Uncle Morty chuckled. “If that was possible, Tommy’d have done it long ago.”
“Why are you here?”
“You know why I’m here, Nosy Parker.”
“Did Claire call you? That little traitor,” I said, trying to look wronged instead of being wrong.
“You two was never friends. You got all the looks. She got all the dates. Boys are smarter than they seem.”
I plopped down in Dad’s comfy chair. “What does that mean? Guys were right to ask out Claire instead of me? Claire doesn’t have two opinions to put together.”
“Looks ain’t everything. You are trouble with a capital T.”
“I am not.”
“What are you here for? Dusting, I suppose.”
“I could be.”
He snorted. “You’re here to find information that’s none of your business.”
“It’s my family and I want to know what happened with our house.”
“Get used to being in the dark. It’s where Tommy wants you,” he said.
“No way. I’m getting deposed on this crap.”
“That’s an easy deposition for you then. You don’t know nothing and that’s how it’s going to stay.”
I crossed my arms. “You have to leave sometime. I’ll wait you out and get in those files.”
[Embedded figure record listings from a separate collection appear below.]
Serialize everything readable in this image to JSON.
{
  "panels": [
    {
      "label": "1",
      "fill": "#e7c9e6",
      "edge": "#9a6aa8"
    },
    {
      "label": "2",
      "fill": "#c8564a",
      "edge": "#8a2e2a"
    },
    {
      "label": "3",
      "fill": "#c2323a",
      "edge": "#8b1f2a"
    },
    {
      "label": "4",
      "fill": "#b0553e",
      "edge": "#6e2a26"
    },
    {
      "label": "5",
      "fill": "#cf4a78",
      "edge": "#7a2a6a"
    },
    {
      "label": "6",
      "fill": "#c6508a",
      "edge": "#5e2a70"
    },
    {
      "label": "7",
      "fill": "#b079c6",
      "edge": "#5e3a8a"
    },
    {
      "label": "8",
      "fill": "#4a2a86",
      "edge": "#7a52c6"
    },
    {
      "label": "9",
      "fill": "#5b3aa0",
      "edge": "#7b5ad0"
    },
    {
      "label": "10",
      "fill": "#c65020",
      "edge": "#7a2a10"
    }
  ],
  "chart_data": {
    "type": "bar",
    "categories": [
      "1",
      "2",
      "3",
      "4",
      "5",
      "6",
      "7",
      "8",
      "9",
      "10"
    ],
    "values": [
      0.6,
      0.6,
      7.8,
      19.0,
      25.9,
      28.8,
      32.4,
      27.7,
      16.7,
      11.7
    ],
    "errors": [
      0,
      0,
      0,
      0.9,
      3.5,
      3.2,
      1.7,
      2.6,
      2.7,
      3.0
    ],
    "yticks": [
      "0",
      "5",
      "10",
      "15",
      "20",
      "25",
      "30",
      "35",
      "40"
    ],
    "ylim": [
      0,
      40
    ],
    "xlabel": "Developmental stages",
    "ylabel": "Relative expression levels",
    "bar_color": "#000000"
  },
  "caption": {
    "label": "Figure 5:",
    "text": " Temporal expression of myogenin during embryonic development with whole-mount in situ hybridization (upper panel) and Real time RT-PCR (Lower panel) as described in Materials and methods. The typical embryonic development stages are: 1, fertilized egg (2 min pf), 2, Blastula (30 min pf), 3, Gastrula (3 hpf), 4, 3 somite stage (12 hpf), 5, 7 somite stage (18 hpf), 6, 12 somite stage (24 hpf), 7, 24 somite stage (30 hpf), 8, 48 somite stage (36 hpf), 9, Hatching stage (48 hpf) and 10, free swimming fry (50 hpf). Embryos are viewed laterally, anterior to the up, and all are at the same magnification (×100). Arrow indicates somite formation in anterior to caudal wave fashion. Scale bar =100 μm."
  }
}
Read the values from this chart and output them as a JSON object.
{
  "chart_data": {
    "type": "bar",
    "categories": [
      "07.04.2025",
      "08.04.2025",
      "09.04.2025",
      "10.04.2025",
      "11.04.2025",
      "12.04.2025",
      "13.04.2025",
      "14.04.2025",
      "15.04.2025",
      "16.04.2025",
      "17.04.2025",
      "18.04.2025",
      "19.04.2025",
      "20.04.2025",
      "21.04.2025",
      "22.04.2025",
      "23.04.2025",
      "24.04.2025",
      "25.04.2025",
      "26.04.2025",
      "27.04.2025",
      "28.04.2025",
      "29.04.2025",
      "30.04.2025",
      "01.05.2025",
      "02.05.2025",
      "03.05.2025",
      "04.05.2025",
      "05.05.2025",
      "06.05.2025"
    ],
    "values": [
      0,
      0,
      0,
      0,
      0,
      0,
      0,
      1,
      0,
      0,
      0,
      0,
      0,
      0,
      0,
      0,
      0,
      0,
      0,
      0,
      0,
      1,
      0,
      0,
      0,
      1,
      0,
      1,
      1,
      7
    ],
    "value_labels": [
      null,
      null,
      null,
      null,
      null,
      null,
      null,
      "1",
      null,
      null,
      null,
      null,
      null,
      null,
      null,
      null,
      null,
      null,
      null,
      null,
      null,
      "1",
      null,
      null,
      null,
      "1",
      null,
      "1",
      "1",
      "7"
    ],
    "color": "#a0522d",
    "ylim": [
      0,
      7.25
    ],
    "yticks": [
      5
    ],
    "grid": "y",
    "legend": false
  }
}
Morty picked up a black nylon briefcase and dropped it on the desk. “Ain’t nothing to find.”
Chapter 3
RIGHT AFTER MORTY left my parents’ house with his briefcase and all the information I wanted, I got called in to work a twelve-hour night shift in a Pediatric ICU. I took the shift, despite the heartache it would inevitably bring ,because I worked PRN, which meant I filled in when someone was short a nurse. Peds was my least favorite work, but I have to admit there was something about taking care of a child when a family was living their worst nightmare. I could do a good job. I could help. Sometimes I needed to be what other people needed. It was a quiet night and nothing much happened. There were about ten people on that floor who didn’t think I was trouble, so that was a bonus and I scored a second shift the next night.